Mais il fallait se rendre à l’évidence : il était seul. Aussi seul que s’il avait perdu le but de son existence, la somme de ses certitudes. Aussi loin que remontait sa mémoire, jamais il ne s’était senti moins sûr de lui qu’en ce moment. Il ne saurait comment réagir si un obstacle se présentait à lui, dans un univers stérile dont il ne connaissait que la forme. Tandis qu’il se rendait peu à peu compte que cette ombre s’était évanouie, pétale de rose dans la solitude d’un champ d’herbes hautes, il avait déjà quitté le chemin sur lequel il avait posé le regard seulement quelques secondes auparavant.

 

Il était désormais au devant d’une maison qu’il avait bien connu.

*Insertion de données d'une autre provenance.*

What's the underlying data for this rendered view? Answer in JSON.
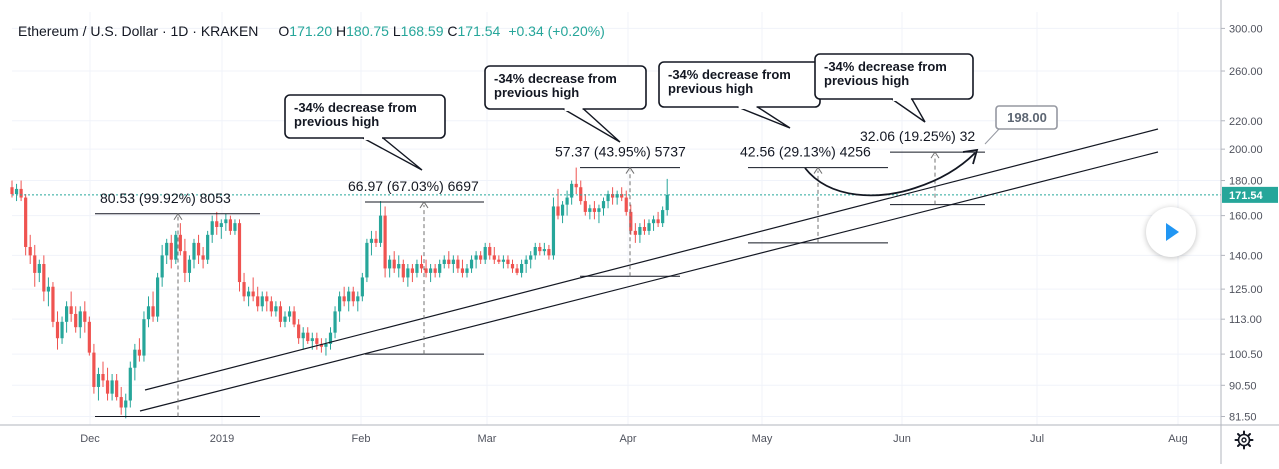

Seulement elle n’était pas comme dans le dernier souvenir qu’il en avait gardé, morne, terne, décrépie et usée. Les débris de bois ne jonchaient pas le sol. C’était un magnifique pavillon, resplendissant dans la candeur innocente d’une journée d’été. Il poussa le petit portail en bois blanc, et entendit des clameurs festives qui résonnaient en écho de son passé bien lointain. Lorsqu’il entra à l’intérieur, poussant la porte doucement, pour ne déranger personne et ne pas être vu, il aperçut un être qu’il croyait avoir oublié depuis longtemps.

 

Sa mère, dès qu’elle vit son fils penaud, ne sachant ou se mettre, émit un grand sourire qui illumina son regard tout entier. Elle courut vers lui, le serra dans ses bras. Il avait oublié la force teintée de douceur de ces mains maternelles. Il avait oublié ce parfum d’acacia et de fleur d’oranger. Mais elle n’avait pas changé depuis sa plus tendre enfance. Dehors, sur la terrasse, il y avait tous ses amis les plus proches, lorsque lui et sa mère vivaient dans cet endroit. Cela avait certainement été l’époque la plus prospère de son existence. Sa mère, le tirant par le bras, dit aux convives avec une verve peu commune :

 

-          Ca y’est, mon Demius est rentré, enfin !


Puis elle se tourna vers son fils, ne pouvant s’empêcher de froncer les sourcils à la vue de son teint pâle. Mais les bons sentiments prenant toujours le dessus sur les mauvais, elle s’écria :

 

-          Nous t’avons attendu tu sais. Tout le monde est venu là pour te voir.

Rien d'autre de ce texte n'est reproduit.